Image Enhancement (OpenCV)
Raw fingerprint images from budget sensors are often noisy, low-contrast, and subject to smearing. The driver passes the raw bitmap through an OpenCV image processing pipeline that applies:
- Histogram equalization to normalize contrast across the image
- Gaussian blur and unsharp masking to reduce noise while sharpening ridge detail
- Binarization (converting the gray image to black-and-white ridges) using adaptive thresholding
The goal is to produce a clean ridge map reliable enough for feature extraction.
Minutiae Extraction (NBIS / MINDTCT)
Once enhanced, the image is passed to the NBIS (NIST Biometric Image Software) toolkit—specifically its MINDTCT (Minutiae Detector) component. This is the same open-source fingerprint analysis library used in law enforcement and government biometrics systems.
MINDTCT scans the ridge map and identifies minutiae points: locations where a ridge line either terminates (a “ridge ending”) or forks into two ridges (a “bifurcation”). For each minutia, it records:
- X/Y coordinates within the image
- Ridge orientation (angle) at that point
- A quality score
A typical fingerprint yields 20–80 minutiae points. These points collectively form a sparse geometric map unique to that finger.
Template Storage
The minutiae map—never the original image—is serialized into a binary template and saved to /var/lib/fprint/<username>/<device>/. The template is owned by root and readable only by fprintd, the fingerprint authentication daemon.

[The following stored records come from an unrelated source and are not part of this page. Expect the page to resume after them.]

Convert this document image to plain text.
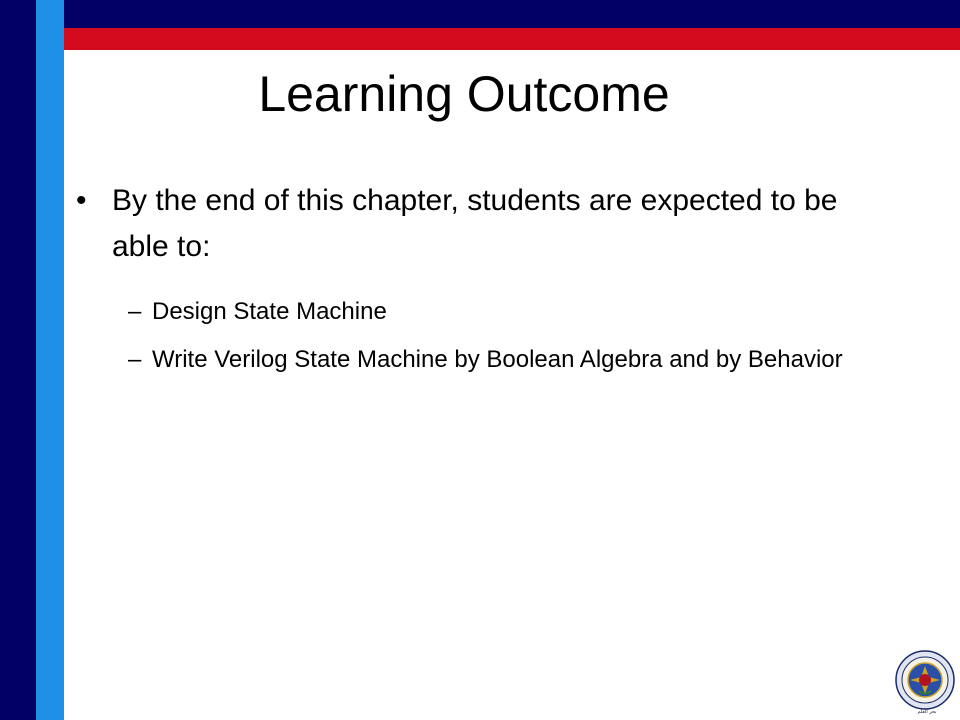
Learning Outcome
• By the end of this chapter, students are expected to be able to:
– Design State Machine
– Write Verilog State Machine by Boolean Algebra and by Behavior
ﺑﺤﺮ ﺍﻟﻌﻠﻢ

Because no photo is stored, there is no way to reconstruct your fingerprint image from the template file alone.
Each enrolled finger gets its own template file. You can inspect enrolled fingers with fprintd-list <username>.
Verification and Matching
At login (or when sudo prompts you), fprintd captures a new scan and runs it through the same enhancement and extraction pipeline to produce a fresh minutiae set. It then performs point-pattern matching against the stored template using a tolerance algorithm that accounts for:
- Translation — your finger will never be placed in exactly the same position
- Rotation — the finger may be tilted slightly each time
- Elastic distortion — skin stretches and compresses differently under pressure
The matcher scores the overlap between the live minutiae and the stored template. If the score exceeds a configurable threshold (set in fprintd’s configuration), authentication succeeds. The entire matching process runs in the fprintd daemon over a D-Bus interface, with PAM (pam_fprintd) acting as the bridge between the system login stack and the daemon.
Security Considerations
Because all processing happens on the host CPU with no hardware-level encryption, this architecture has a wider attack surface than a “Match-on-Chip” sensor. The raw USB image is unencrypted, and a compromised fprintd process could theoretically intercept scans. For a home desktop or personal laptop, the convenience trade-off is generally acceptable—but this is not a suitable solution for high-security environments.
While less secure than hardware-encrypted solutions, this setup provides a significant convenience boost for Linux Mint users on a budget.